In China, compulsory land acquisition is an activity dominated by the government transferring the land ownership from collective owned to state owned. The compensation for expropriated farmers is the core issue in this process. Different from those experiences of developed countries, the range of compensation in China is not determined on the basis of the market price of land since there is no market for land ownership trading. After land acquisition, the government gets high land grant fees from granting land-use rights to developers. Land grant fees functions as the market price of land. Compensation for expropriated farmers is only a small part of it. According to our estimation, the number of expropriated farmers is larger than 83 million. Expropriated farmers are exposed to the risk of future impoverishment with inadequate compensation and they may even turn into members of the most vulnerable group. Therefore, there are a lot of concerns about them. In this paper, we advance four arguments. First, it is very difficult for expropriated farmers to fulfill the transformation from farmers to real urban citizens under insufficient compensation, even though they live in storied buildings and do not work on their land. The current compensation standards should be improved according to the potential value of the land in order to make them wealthy, because income generation is the key factor in their integration into urban civil society.

Second, the goal of compensation is to rebuild a basis for the farmer to pursue a sustainable livelihood and the compensation should cover the total social costs of resettlement.

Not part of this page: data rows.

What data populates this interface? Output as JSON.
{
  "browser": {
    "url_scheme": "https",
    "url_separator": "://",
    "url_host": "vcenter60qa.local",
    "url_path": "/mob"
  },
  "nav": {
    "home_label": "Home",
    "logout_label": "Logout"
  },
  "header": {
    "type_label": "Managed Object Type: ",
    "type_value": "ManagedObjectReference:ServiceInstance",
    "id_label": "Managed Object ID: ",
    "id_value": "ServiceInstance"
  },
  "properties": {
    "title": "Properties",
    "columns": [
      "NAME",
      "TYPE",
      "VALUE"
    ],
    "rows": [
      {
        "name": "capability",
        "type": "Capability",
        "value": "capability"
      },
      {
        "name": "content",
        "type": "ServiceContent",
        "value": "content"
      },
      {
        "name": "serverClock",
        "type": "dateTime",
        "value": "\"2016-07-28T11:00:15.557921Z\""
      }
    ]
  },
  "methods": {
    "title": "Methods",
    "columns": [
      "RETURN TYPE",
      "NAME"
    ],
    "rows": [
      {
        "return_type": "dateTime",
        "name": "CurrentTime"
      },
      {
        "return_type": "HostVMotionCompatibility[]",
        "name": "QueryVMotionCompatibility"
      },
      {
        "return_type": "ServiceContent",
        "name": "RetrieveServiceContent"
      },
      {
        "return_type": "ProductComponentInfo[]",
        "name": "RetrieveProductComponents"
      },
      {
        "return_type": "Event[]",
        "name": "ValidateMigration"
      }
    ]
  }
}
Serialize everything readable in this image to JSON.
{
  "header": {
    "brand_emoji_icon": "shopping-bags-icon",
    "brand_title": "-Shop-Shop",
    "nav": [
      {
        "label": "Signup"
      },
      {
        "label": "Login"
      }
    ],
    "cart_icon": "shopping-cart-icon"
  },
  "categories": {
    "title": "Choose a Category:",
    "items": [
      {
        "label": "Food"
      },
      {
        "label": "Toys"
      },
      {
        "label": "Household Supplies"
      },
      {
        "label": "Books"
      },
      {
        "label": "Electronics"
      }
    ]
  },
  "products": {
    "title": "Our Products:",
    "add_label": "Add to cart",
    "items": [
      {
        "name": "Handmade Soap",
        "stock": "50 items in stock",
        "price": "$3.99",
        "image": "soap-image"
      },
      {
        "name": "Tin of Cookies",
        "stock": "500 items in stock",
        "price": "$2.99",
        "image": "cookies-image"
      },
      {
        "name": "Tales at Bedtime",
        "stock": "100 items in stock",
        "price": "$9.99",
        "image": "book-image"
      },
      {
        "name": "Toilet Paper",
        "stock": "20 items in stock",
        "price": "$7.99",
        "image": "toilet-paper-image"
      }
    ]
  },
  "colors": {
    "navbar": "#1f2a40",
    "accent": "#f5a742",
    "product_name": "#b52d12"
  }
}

A lump sum payment cannot inherently solve the sustainable livelihood problem because it is only wealth stock not the income flow. To support their long-term livelihoods, added forms of assistance for their future income flows are necessary. Third, ways for expropriated farmers to get income flows include: integrating them into the social security system, holding stable non-agriculture jobs, and possessing more apartments. If future compensation and settlement covers both their loss of wealth stock and facilitates their income growth, both their short-term and long-term lives can be guaranteed in theory. Finally, special help is needed to assist them in planning their use of compensation fees on their long-term livelihoods.